El debate sobre la vacunación en cárceles surge en el Perú en medio de un caldo de cultivo electorero que ofrece penas más duras para los delincuentes. Como si la eficacia en la lucha contra el delito no dependiera de una policía tecnificada o de un Ministerio Público y un Poder Judicial diligentes e incólumes en aplicar la ley sin resquicios de punibilidad. Al contrario, lo que se muestra es cuán inhumanos podemos ser con los presos, considerando que más de un tercio en el Perú aún aguarda sentencia.
Desde el inicio de la pandemia las cárceles se consideraron espacios de alto riesgo epidemiológico. En marzo del 2020, poco después de declarar la emergencia sanitaria global, la OMS emitió el documento técnico “Preparación, prevención y control de COVID-19 en las cárceles y lugares de detención”, proveyendo tempranamente pautas para la detección y manejo de casos, así como medidas de prevención a ser aplicadas en las cárceles, conocidos focos de enfermedades infecciosas como el VIH y la TBC.
Las cárceles de América Latina en particular han sido la preocupación de los epidemiólogos, quienes en revistas como “The Lancet” han señalado que en espacios comunes, celdas pequeñas, con escasa ventilación y limitado acceso a agua, el distanciamiento entre los reclusos y la higiene es casi imposible. Ello, sumado a la mala alimentación y los deficientes servicios de salud penitenciaria de nuestro país –que han sido materia de exhortaciones de parte del Comité de Naciones Unidas contra la Tortura– y a que los presos muestran historias de consumo de droga y enfermedades crónicas e infecciosas no tratadas, les convierte en vulnerables a la letalidad del virus.
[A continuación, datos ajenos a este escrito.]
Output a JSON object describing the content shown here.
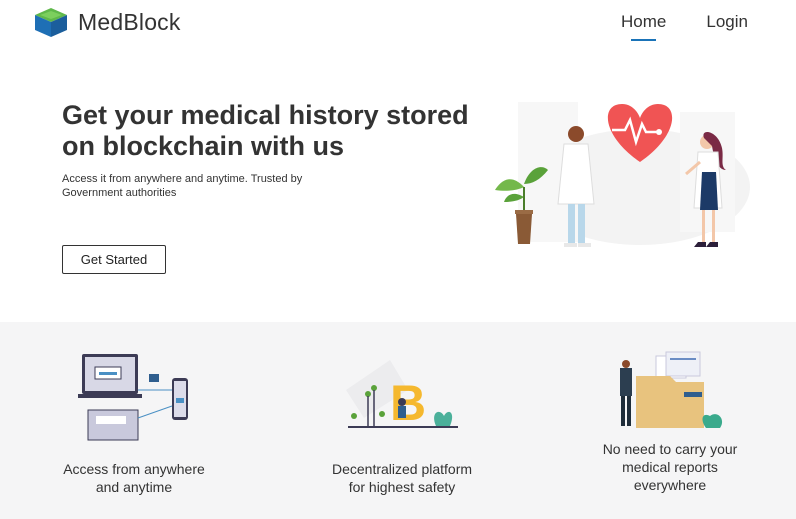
{
  "brand": {
    "name": "MedBlock"
  },
  "nav": {
    "home": "Home",
    "login": "Login"
  },
  "hero": {
    "title_line1": "Get your medical history stored",
    "title_line2": "on blockchain with us",
    "subtitle_line1": "Access it from anywhere and anytime. Trusted by",
    "subtitle_line2": "Government authorities",
    "cta_label": "Get Started"
  },
  "features": [
    {
      "line1": "Access from anywhere",
      "line2": "and anytime"
    },
    {
      "line1": "Decentralized platform",
      "line2": "for highest safety"
    },
    {
      "line1": "No need to carry your",
      "line2": "medical reports",
      "line3": "everywhere"
    }
  ],
  "crypto_symbol": "B",
  "colors": {
    "accent": "#1a73b8",
    "heart": "#f05454",
    "bitcoin": "#f5b82e",
    "features_bg": "#f5f5f6"
  }
}
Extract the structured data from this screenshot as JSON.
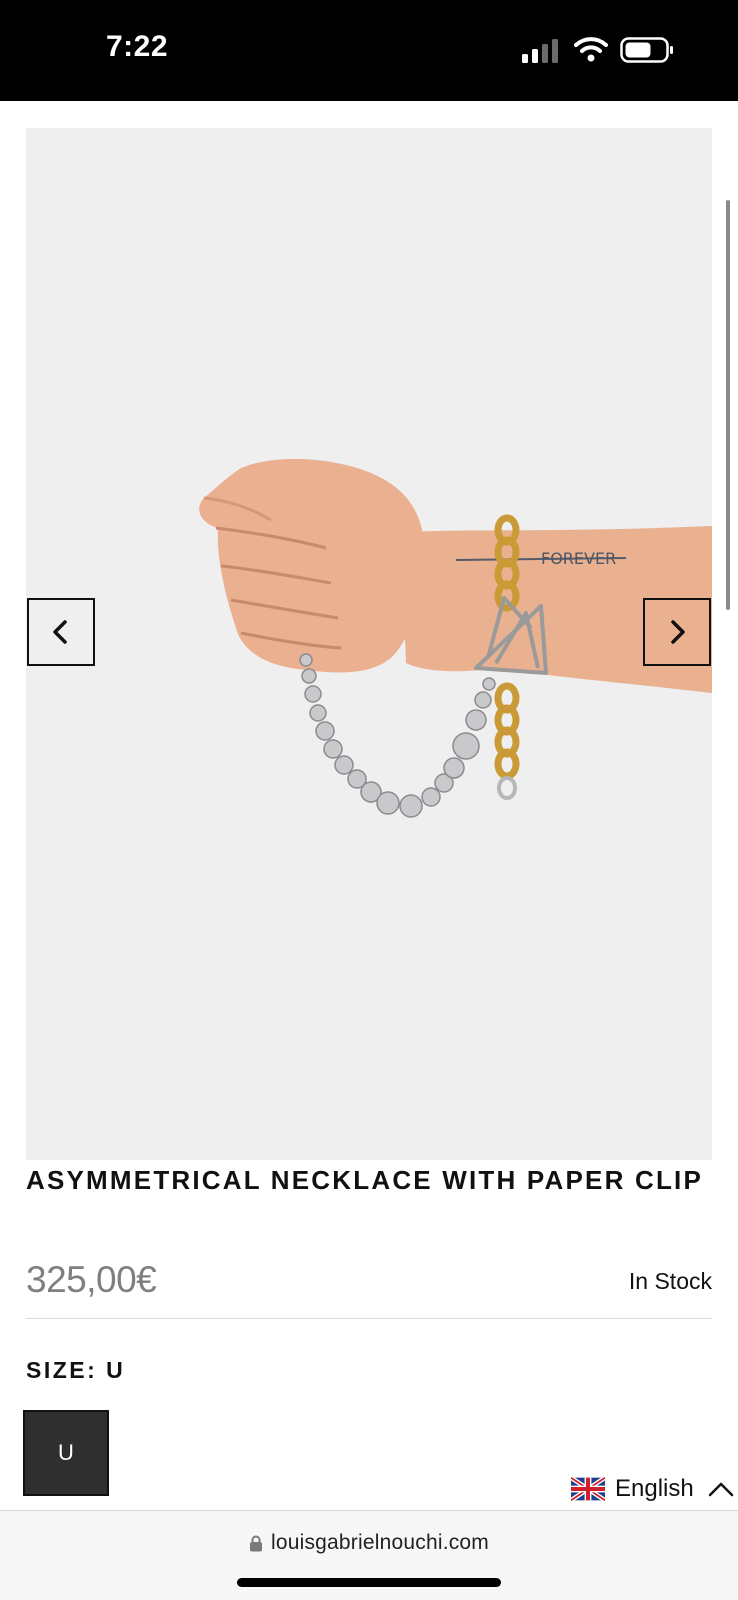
{
  "status_bar": {
    "time": "7:22"
  },
  "product": {
    "title": "ASYMMETRICAL NECKLACE WITH PAPER CLIP",
    "price": "325,00€",
    "availability": "In Stock",
    "size_label": "SIZE: U",
    "size_options": [
      "U"
    ],
    "selected_size": "U"
  },
  "gallery": {
    "prev_icon": "chevron-left-icon",
    "next_icon": "chevron-right-icon",
    "tattoo_text": "FOREVER"
  },
  "language": {
    "label": "English",
    "flag": "uk-flag-icon"
  },
  "browser": {
    "url": "louisgabrielnouchi.com"
  },
  "colors": {
    "status_bar": "#000000",
    "gallery_bg": "#efeff0",
    "selected_size_bg": "#2f2f2f",
    "price": "#7f7f7f"
  }
}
Considerando que el Estado es el garante de la salud de los reclusos, como ha enfatizado el Tribunal Constitucional en recientes sentencias, el reto es inmenso, pues nuestros niveles de sobrepoblación penitenciaria se encuentran entre los más altos de la región, después de países como El Salvador o Venezuela. No es coincidencia que durante la primera cuarentena se presentasen lamentables motines en cárceles de ciudades como Piura, Trujillo, Chimbote, Pucallpa y Lima, que registraban una sobrepoblación mayor a mil internos. La ocupación carcelaria es actualmente del 211%, es decir encontramos el doble de internos que camas, y a la fecha se reportan 453 internos y 53 agentes penitenciarios fallecidos por COVID-19.
En términos de riesgo y priorización de la vacunación, si la tasa de mortalidad por COVID-19 en el Perú, según la Universidad Johns Hopkins, es de 132 decesos por 100 mil habitantes, en nuestras cárceles dicha tasa alcanza los 500, e incluso es más elevada para trabajadores penitenciarios. Estudios realizados en países como Estados Unidos encontraron el doble de mortalidad y cuatro veces más contagio en cárceles que en la población general, por lo que varios estados de ese país han incluido en el primer grupo de vacunación a trabajadores penitenciarios y reos. Canadá y Francia también han otorgado prioridad de vacunación a adultos mayores encarcelados por dichas razones.
Así, la vacunación de la población penitenciaria peruana como parte de la fase II, proviene de constataciones epidemiológicas, similares a las que sustentan la vacunación de adultos mayores y personal de salud, grupos también en mayor riesgo de contagio y deceso por sus condiciones individuales y de exposición. En particular nuestras cárceles, por sus condiciones de insalubridad, actúan como focos infecciosos para toda la comunidad: para los que visitan, brindan provisiones y servicios, y para los propios trabajadores penitenciarios y sus familias, por lo que su priorización responde, en primer lugar, a argumentos de salud pública. De hecho, el nivel de mortalidad por COVID-19 en los trabajadores del INPE, justifica que se les incluya en la fase I, pero este tipo de lógicas parece no ser popular entre la mayoría de nuestros políticos.